Néanmoins, il reste fort probable qu’à moyen et long terme, de nouveaux domaines de crises apparaissent entre les deux parties ou que la crise politique actuelle s’approfondisse davantage. Il est possible de montrer certains facteurs tels que la xénophobie ayant une tendance de plus en plus à la hausse en Europe, l’expansion de l’islamophobie et autres, comme principale raison de cela. Nous avons été témoins lors du processus électoral en Europe, à quel point ce genre de domaine de crise utilisée et exploitée par les politiciens européens, pouvait donner des résultats dangereux. Quant au dernier exemple, il s’agit des élections tenues il y a quelques jours en Autriche. Le parti OVP qui a connu une notoriété lors des élections en utilisant l’islamophobie, est arrivé premier parti, et le parti d’extrême droite FPO connu pour être contre les migrants, est arrivé second. De plus, en Allemagne, le parti d’extrême droite connu pour son opposition contre les migrants, l’AFD a remporté des sièges au parlement allemand pour la première fois depuis un demi-siècle.

Il est possible de montrer la crise des migrants survenue en 2016 comme point de départ du déclenchement de la crise entre la Turquie et l’Union européenne qui sévit durant ces derniers temps. L’Europe qui a profondément été affectée par la vague désordonnée de migration, a profité largement de l’accord sur les migrants signé avec la Turquie en 2016, mais n’a pas respecté ses engagements promis à la Turquie. Ni la promesse d’exemption de visas ni celle des aides financières destinées aux migrants, faites à la Turquie, n’ont été respectées. L’actualisation de l’Accord de l’union douanière l’année précédente n’a également pas été réalisée. Dans ce contexte, la Turquie n’est pas ajoutée à l’accord de libre-échange et en est victime. Un quota est appliqué à l’encontre de la Turquie dans le transport terrestre et la libre circulation des produits turcs, est empêchée. Cette situation est avantageuse pour l’UE et désavantageuse pour la Turquie dans la balance de commerce extérieur.

En plus de cela, le 24 novembre 2016, le parlement européen a pour la première de son histoire, mis à son agenda le gel du processus de négociations d’un pays candidat. Le parlement européen avait proposé à cette date, le gel provisoire des négociations d’adhésion avec la Turquie en prétextant certaines raisons politiques et économiques.
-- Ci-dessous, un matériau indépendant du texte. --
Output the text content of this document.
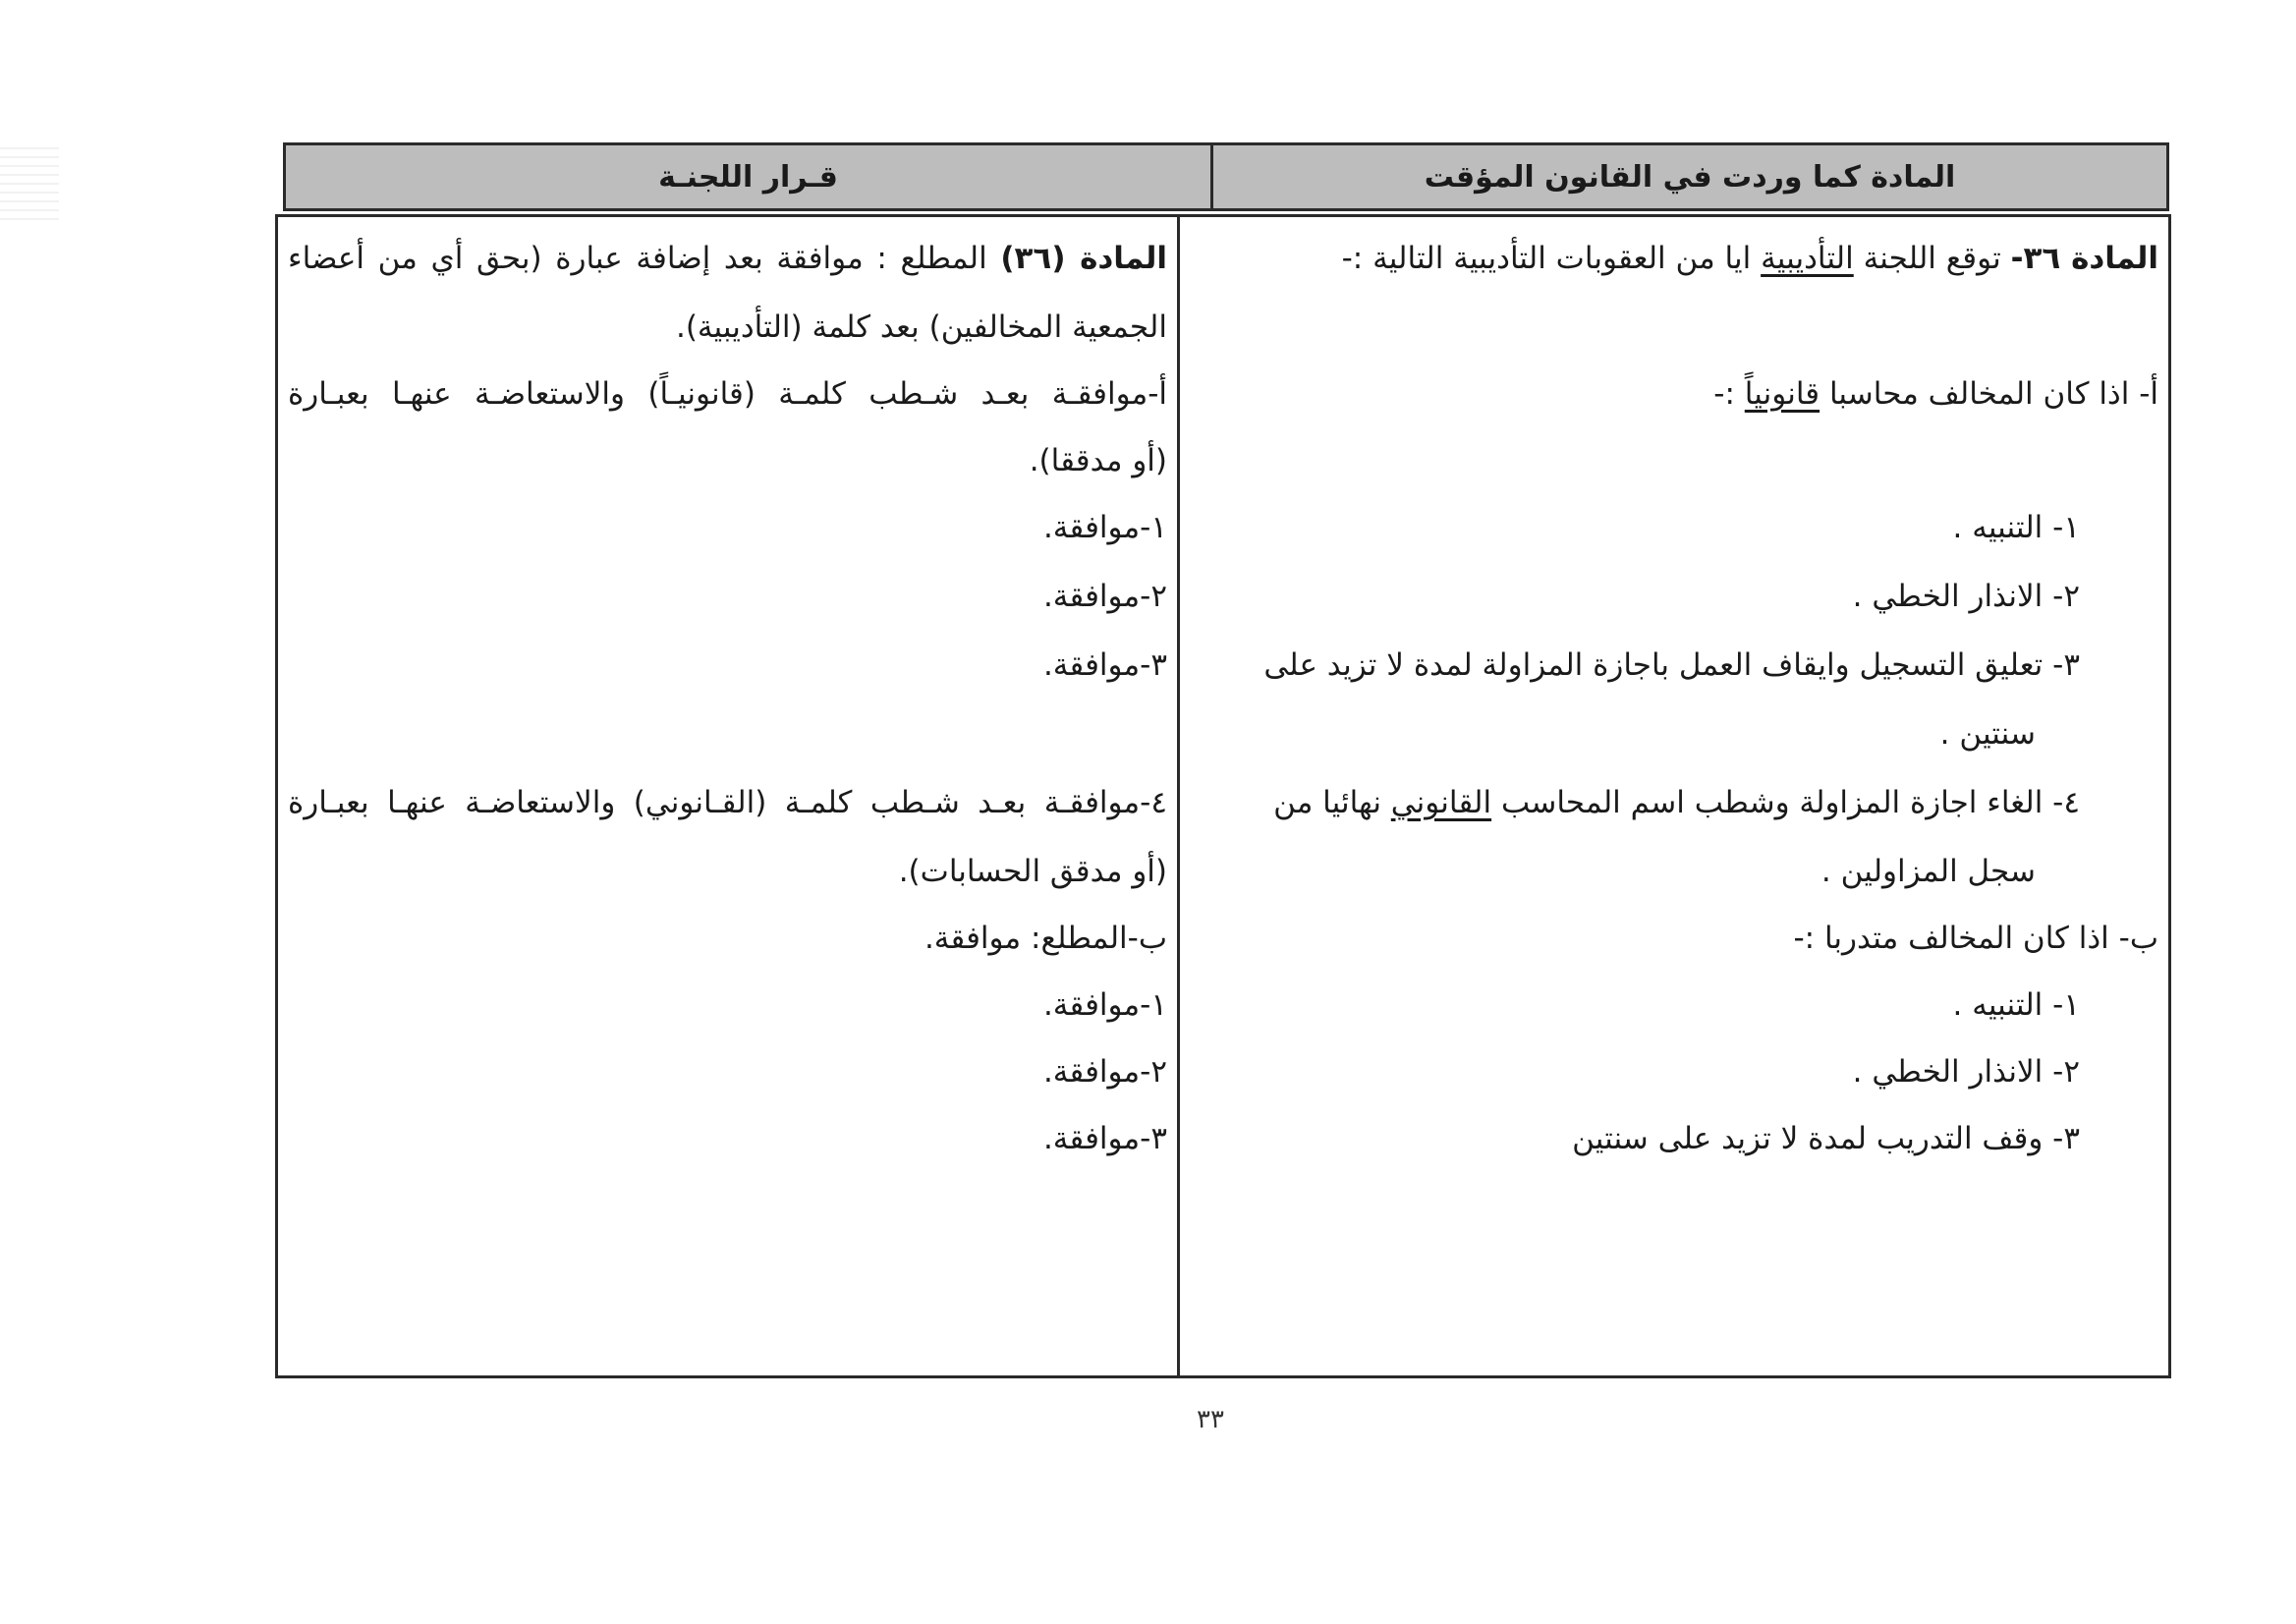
المادة كما وردت في القانون المؤقت
قـرار اللجنـة
المادة ٣٦- توقع اللجنة التأديبية ايا من العقوبات التأديبية التالية :-
أ- اذا كان المخالف محاسبا قانونياً :-
١- التنبيه .
٢- الانذار الخطي .
٣- تعليق التسجيل وايقاف العمل باجازة المزاولة لمدة لا تزيد على
سنتين .
٤- الغاء اجازة المزاولة وشطب اسم المحاسب القانوني نهائيا من
سجل المزاولين .
ب- اذا كان المخالف متدربا :-
١- التنبيه .
٢- الانذار الخطي .
٣- وقف التدريب لمدة لا تزيد على سنتين
المادة (٣٦) المطلع : موافقة بعد إضافة عبارة (بحق أي من أعضاء
الجمعية المخالفين) بعد كلمة (التأديبية).
أ-موافقـة بعـد شـطب كلمـة (قانونيـاً) والاستعاضـة عنهـا بعبـارة
(أو مدققا).
١-موافقة.
٢-موافقة.
٣-موافقة.
٤-موافقـة بعـد شـطب كلمـة (القـانوني) والاستعاضـة عنهـا بعبـارة
(أو مدقق الحسابات).
ب-المطلع: موافقة.
١-موافقة.
٢-موافقة.
٣-موافقة.
٣٣
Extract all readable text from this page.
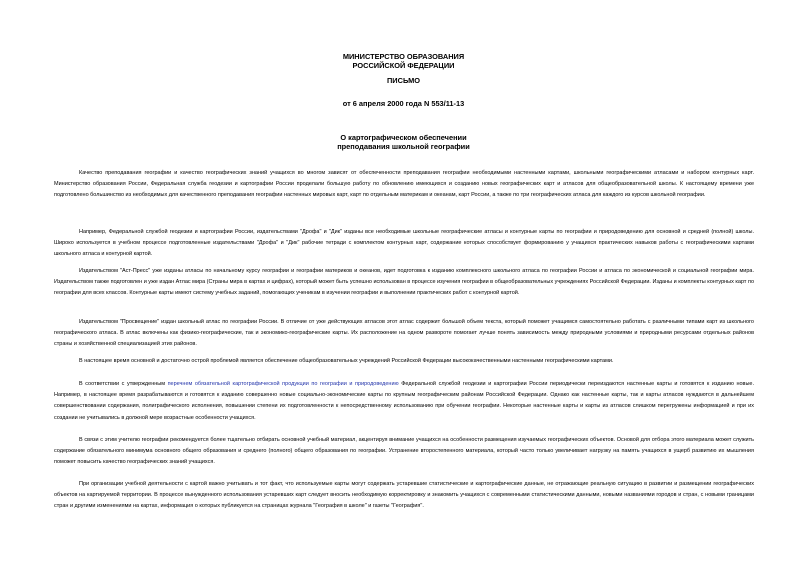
МИНИСТЕРСТВО ОБРАЗОВАНИЯ
РОССИЙСКОЙ ФЕДЕРАЦИИ
ПИСЬМО
от 6 апреля 2000 года N 553/11-13
О картографическом обеспечении
преподавания школьной географии

Качество преподавания географии и качество географических знаний учащихся во многом зависят от обеспеченности преподавания географии необходимыми настенными картами, школьными географическими атласами и набором контурных карт. Министерство образования России, Федеральная служба геодезии и картографии России проделали большую работу по обновлению имеющихся и созданию новых географических карт и атласов для общеобразовательной школы. К настоящему времени уже подготовлено большинство из необходимых для качественного преподавания географии настенных мировых карт, карт по отдельным материкам и океанам, карт России, а также по три географических атласа для каждого из курсов школьной географии.

Например, Федеральной службой геодезии и картографии России, издательствами "Дрофа" и "Дик" изданы все необходимые школьные географические атласы и контурные карты по географии и природоведению для основной и средней (полной) школы. Широко используется в учебном процессе подготовленные издательствами "Дрофа" и "Дик" рабочие тетради с комплектом контурных карт, содержание которых способствует формированию у учащихся практических навыков работы с географическими картами школьного атласа и контурной картой.

Издательством "Аст-Пресс" уже изданы атласы по начальному курсу географии и географии материков и океанов, идет подготовка к изданию комплексного школьного атласа по географии России и атласа по экономической и социальной географии мира. Издательством также подготовлен и уже издан Атлас мира (Страны мира в картах и цифрах), который может быть успешно использован в процессе изучения географии в общеобразовательных учреждениях Российской Федерации. Изданы и комплекты контурных карт по географии для всех классов. Контурные карты имеют систему учебных заданий, помогающих ученикам в изучении географии и выполнении практических работ с контурной картой.

Издательством "Просвещение" издан школьный атлас по географии России. В отличие от уже действующих атласов этот атлас содержит большой объем текста, который поможет учащимся самостоятельно работать с различными типами карт из школьного географического атласа. В атлас включены как физико-географические, так и экономико-географические карты. Их расположение на одном развороте помогает лучше понять зависимость между природными условиями и природными ресурсами отдельных районов страны и хозяйственной специализацией этих районов.

В настоящее время основной и достаточно острой проблемой является обеспечение общеобразовательных учреждений Российской Федерации высококачественными настенными географическими картами.

В соответствии с утвержденным перечнем обязательной картографической продукции по географии и природоведению Федеральной службой геодезии и картографии России периодически переиздаются настенные карты и готовятся к изданию новые. Например, в настоящее время разрабатываются и готовятся к изданию совершенно новые социально-экономические карты по крупным географическим районам Российской Федерации. Однако как настенные карты, так и карты атласов нуждаются в дальнейшем совершенствовании содержания, полиграфического исполнения, повышении степени их подготовленности к непосредственному использованию при обучении географии. Некоторые настенные карты и карты из атласов слишком перегружены информацией и при их создании не учитывались в должной мере возрастные особенности учащихся.

В связи с этим учителю географии рекомендуется более тщательно отбирать основной учебный материал, акцентируя внимание учащихся на особенности размещения изучаемых географических объектов. Основой для отбора этого материала может служить содержание обязательного минимума основного общего образования и среднего (полного) общего образования по географии. Устранение второстепенного материала, который часто только увеличивает нагрузку на память учащихся в ущерб развитию их мышления поможет повысить качество географических знаний учащихся.

При организации учебной деятельности с картой важно учитывать и тот факт, что используемые карты могут содержать устаревшие статистические и картографические данные, не отражающие реальную ситуацию в развитии и размещении географических объектов на картируемой территории. В процессе вынужденного использования устаревших карт следует вносить необходимую корректировку и знакомить учащихся с современными статистическими данными, новыми названиями городов и стран, с новыми границами стран и другими изменениями на картах, информация о которых публикуется на страницах журнала "География в школе" и газеты "География".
Toutefois, cette proposition n’a pas été approuvée par le conseil de l’Europe, et n’est pas contraignante. Elle représente uniquement la qualité de message adressée aux représentants des pays membres de l’UE. Ce sujet devrait être traité lors du sommet de l’Union européenne qui se poursuit.

En conclusion, lorsque nous tenons compte des déclarations de la chancelière allemande Angela Merkel et d’autres représentants de l’Union européenne, nous comprenons que l’UE ne souhaite pas approfondir davantage la crise actuelle avec la Turquie. Comme l’a affirmé Johannes Hahn lors de la réunion du parlement européen réuni le 13 septembre à Strasbourg ; « La Turquie est un partenaire de l’UE dans une région stratégique. Nous sommes partenaires, un partenariat compliqué mais nous sommes en coopération dans un grand nombre de sujet fondamental ». Par conséquent, il y a, d’une part, un grand potentiel de coopération, d’autre part  un domaine dangereux de conflit entre Ankara et Bruxelles. Les parties n’ont pas à être en accord sur tous les sujets. La poursuite de la coopération dans les sujets sur lesquels il y a un accord, et laisser au temps les sujets sur lesquels les parties sont en désaccord, paraissent être au profit des deux parties.